Will your higher salary make up for the higher debt?
For Keri Houts, an Oklahoma State University business administration graduate, the answer was no.
Houts knew she wanted to be a stay-at-home mom some day and determined that debt — even for a graduate degree — wasn't worth it. "I knew it would be hard to pay it back without two incomes," Houts says. "Even though it's a low-interest rate, it's still a monthly payment."
Houts, who now stays at home with 2-year-old Payne, still plans to get her graduate degree. "When all of my kids are in full-day school, I'll go back and get my MBA," she says. And she thinks the timing will be perfect. "It will give me a great segue back into the workforce."
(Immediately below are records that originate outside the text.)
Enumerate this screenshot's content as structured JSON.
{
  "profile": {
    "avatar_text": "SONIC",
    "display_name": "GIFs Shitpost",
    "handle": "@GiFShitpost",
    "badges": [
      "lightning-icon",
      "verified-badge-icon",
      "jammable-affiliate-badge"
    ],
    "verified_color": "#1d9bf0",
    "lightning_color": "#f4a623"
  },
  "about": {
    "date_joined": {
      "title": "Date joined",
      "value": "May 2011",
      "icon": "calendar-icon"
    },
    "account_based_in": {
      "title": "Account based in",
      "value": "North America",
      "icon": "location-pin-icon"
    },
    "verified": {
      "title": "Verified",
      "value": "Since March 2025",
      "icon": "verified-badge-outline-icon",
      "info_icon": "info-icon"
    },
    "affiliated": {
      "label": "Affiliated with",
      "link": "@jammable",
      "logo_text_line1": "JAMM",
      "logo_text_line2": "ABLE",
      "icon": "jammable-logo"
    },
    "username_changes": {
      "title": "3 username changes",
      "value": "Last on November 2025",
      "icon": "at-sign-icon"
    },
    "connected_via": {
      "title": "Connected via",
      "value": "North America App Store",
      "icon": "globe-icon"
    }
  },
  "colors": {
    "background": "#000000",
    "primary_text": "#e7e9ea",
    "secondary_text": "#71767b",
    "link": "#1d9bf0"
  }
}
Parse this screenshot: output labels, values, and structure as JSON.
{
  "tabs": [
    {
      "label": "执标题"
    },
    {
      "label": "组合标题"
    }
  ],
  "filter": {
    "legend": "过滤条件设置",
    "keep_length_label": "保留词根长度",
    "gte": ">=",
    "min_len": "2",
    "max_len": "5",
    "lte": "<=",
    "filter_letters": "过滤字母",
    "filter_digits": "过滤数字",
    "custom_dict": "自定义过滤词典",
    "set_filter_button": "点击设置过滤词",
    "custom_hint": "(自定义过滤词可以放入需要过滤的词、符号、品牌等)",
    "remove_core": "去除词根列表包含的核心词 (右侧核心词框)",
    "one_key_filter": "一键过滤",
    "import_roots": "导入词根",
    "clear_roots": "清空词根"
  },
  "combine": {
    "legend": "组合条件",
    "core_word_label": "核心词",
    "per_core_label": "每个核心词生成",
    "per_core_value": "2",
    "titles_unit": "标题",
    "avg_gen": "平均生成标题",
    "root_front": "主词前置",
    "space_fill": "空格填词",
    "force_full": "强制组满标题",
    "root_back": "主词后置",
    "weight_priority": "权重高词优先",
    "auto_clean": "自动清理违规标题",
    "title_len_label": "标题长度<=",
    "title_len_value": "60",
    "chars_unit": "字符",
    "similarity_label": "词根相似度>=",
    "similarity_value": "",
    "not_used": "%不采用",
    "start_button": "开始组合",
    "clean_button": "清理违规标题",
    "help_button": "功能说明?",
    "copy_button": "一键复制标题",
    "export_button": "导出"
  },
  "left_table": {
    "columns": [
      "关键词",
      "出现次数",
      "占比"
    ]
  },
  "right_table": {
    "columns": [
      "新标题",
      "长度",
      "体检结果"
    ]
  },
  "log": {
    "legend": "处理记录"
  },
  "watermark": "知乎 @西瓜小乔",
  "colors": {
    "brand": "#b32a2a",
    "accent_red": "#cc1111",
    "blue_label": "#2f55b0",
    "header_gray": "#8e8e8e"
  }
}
There are other options as well. Many schools are designing "meet once a week" or online programs to serve graduate students working full-time. Even choosing a less expensive graduate school can make a world of difference.
Finally, once you're out of school, it's time to go to war on your debt.
"There's no other way to say it than pay it back as fast as you can," Wadsworth says.
He points to a couple he recently met as an example of what not to do. "I just rented a house to a couple that have $45,000 of student loans they have yet to start paying. And they're making pretty good money right now, but guess what they are doing with that money? They just went out and bought a brand new Camry."
Instead, Wadsworth advises that you resist the urge to get the nice apartment, car and grown-up toys. Pay as much as you can possibly squeeze out of your paycheck to get your debt eliminated as fast as you can.
That way, when the stork comes calling, it'll be you — and not your debt — determining who takes care of your kids.